You are viewing a plain text version of this content. The canonical link for it is here.

Posted to users@kafka.apache.org by David Garcia <da...@spiceworks.com> on 2016/10/19 21:33:31 UTC

Please help with AWS configuration

Hello everyone.  I’m having a hell of a time figuring out a Kafka performance issue in AWS. Any help is greatly appreciated!

Here is our AWS configuration:


-          Zookeeper Cluster (3.4.6): 3-nodes on m4.xlarges (default configuration) EBS volumes (sd1)

-          Kafka Cluster (0.10.0): 3 nodes on m4.2xlarges (config: https://gist.github.com/anduill/710bb0619a80019016ac85bb5c060440) EBS volumes (sd1)

Usage:

Our usage of the cluster is fairly modest (at least I think so). At peak hours, each broker will receive about 1.4 MB/sec. Our primary input topic has about 54 partitions with replication set to 3 (ack=all).  Another consumer consumes this topic and spreads the messages across 8 other topics each with 8 partitions…each of which has replication set to 2 (ack=all).  Downstream, 4 other consumers consume these topics(one consumer consumes the 8 previous topics, transforms the messages, and sends the new messages to 8 other topics(ack=1) .  In all we end up generating about 206 partitions with an average replication of 2.26.

Our Problem:

Our cluster will hum-along just fine when suddenly, 1 or more brokers will start experiencing severe ISR-shrinking/expanding.  This causes underreplicated partitions and the producer purgatory size starts to rapidly expand(on the affected brokers)…this causes downstream producers to get behind in some cases.

In the Kafka configuration above, we have a couple of non-default settings, but nothing seems to stand out.  Is there anything obvious I’m missing (or need to add/adjust)?  Or is there a bug I should be aware of that would cause these issues.

-David

Re: Please help with AWS configuration

Posted by David Garcia <da...@spiceworks.com>.

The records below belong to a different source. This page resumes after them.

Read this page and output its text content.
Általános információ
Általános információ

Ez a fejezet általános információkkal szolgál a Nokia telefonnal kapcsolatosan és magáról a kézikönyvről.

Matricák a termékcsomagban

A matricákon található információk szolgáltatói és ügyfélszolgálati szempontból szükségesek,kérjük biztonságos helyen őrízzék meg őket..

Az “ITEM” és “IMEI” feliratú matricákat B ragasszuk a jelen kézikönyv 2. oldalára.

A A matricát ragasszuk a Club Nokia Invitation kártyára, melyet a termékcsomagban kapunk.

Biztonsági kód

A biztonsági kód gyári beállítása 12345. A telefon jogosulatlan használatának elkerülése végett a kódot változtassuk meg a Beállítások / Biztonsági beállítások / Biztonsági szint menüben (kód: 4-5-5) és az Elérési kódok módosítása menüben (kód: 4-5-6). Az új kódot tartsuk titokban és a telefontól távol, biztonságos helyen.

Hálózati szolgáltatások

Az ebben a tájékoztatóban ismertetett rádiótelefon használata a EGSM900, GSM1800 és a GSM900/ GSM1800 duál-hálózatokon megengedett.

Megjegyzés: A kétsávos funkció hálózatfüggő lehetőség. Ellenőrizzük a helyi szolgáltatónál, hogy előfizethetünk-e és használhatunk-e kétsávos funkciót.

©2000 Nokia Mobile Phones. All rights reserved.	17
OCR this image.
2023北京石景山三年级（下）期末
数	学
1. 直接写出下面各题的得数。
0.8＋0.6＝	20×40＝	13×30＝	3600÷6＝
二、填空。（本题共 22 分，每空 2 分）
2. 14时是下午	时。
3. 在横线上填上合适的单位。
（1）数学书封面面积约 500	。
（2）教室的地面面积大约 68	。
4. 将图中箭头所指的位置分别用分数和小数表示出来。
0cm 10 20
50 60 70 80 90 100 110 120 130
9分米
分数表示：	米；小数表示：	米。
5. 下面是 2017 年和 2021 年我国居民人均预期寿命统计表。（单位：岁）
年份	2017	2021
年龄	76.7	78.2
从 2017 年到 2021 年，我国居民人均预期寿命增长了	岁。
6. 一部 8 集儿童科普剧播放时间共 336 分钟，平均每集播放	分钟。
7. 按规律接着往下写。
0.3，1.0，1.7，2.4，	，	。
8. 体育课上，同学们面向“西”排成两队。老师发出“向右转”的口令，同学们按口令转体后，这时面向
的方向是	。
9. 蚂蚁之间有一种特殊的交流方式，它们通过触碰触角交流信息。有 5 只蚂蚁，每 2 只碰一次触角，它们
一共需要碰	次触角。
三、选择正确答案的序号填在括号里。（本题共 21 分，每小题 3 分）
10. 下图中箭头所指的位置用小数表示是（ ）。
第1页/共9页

Sorry, had a typo in my gist.  Here is the correct location:

https://gist.github.com/anduill/710bb0619a80019016ac85bb5c060440

On 10/19/16, 4:33 PM, "David Garcia" <da...@spiceworks.com> wrote:

    Hello everyone.  I’m having a hell of a time figuring out a Kafka performance issue in AWS. Any help is greatly appreciated!
    
    Here is our AWS configuration:
    
    
    -          Zookeeper Cluster (3.4.6): 3-nodes on m4.xlarges (default configuration) EBS volumes (sd1)
    
    -          Kafka Cluster (0.10.0): 3 nodes on m4.2xlarges (config: https://gist.github.com/anduill/710bb0619a80019016ac85bb5c060440 EBS volumes (sd1)
    
    Usage:
    
    Our usage of the cluster is fairly modest (at least I think so). At peak hours, each broker will receive about 1.4 MB/sec. Our primary input topic has about 54 partitions with replication set to 3 (ack=all).  Another consumer consumes this topic and spreads the messages across 8 other topics each with 8 partitions…each of which has replication set to 2 (ack=all).  Downstream, 4 other consumers consume these topics(one consumer consumes the 8 previous topics, transforms the messages, and sends the new messages to 8 other topics(ack=1) .  In all we end up generating about 206 partitions with an average replication of 2.26.
    
    Our Problem:
    
    Our cluster will hum-along just fine when suddenly, 1 or more brokers will start experiencing severe ISR-shrinking/expanding.  This causes underreplicated partitions and the producer purgatory size starts to rapidly expand(on the affected brokers)…this causes downstream producers to get behind in some cases.
    
    In the Kafka configuration above, we have a couple of non-default settings, but nothing seems to stand out.  Is there anything obvious I’m missing (or need to add/adjust)?  Or is there a bug I should be aware of that would cause these issues.
    
    -David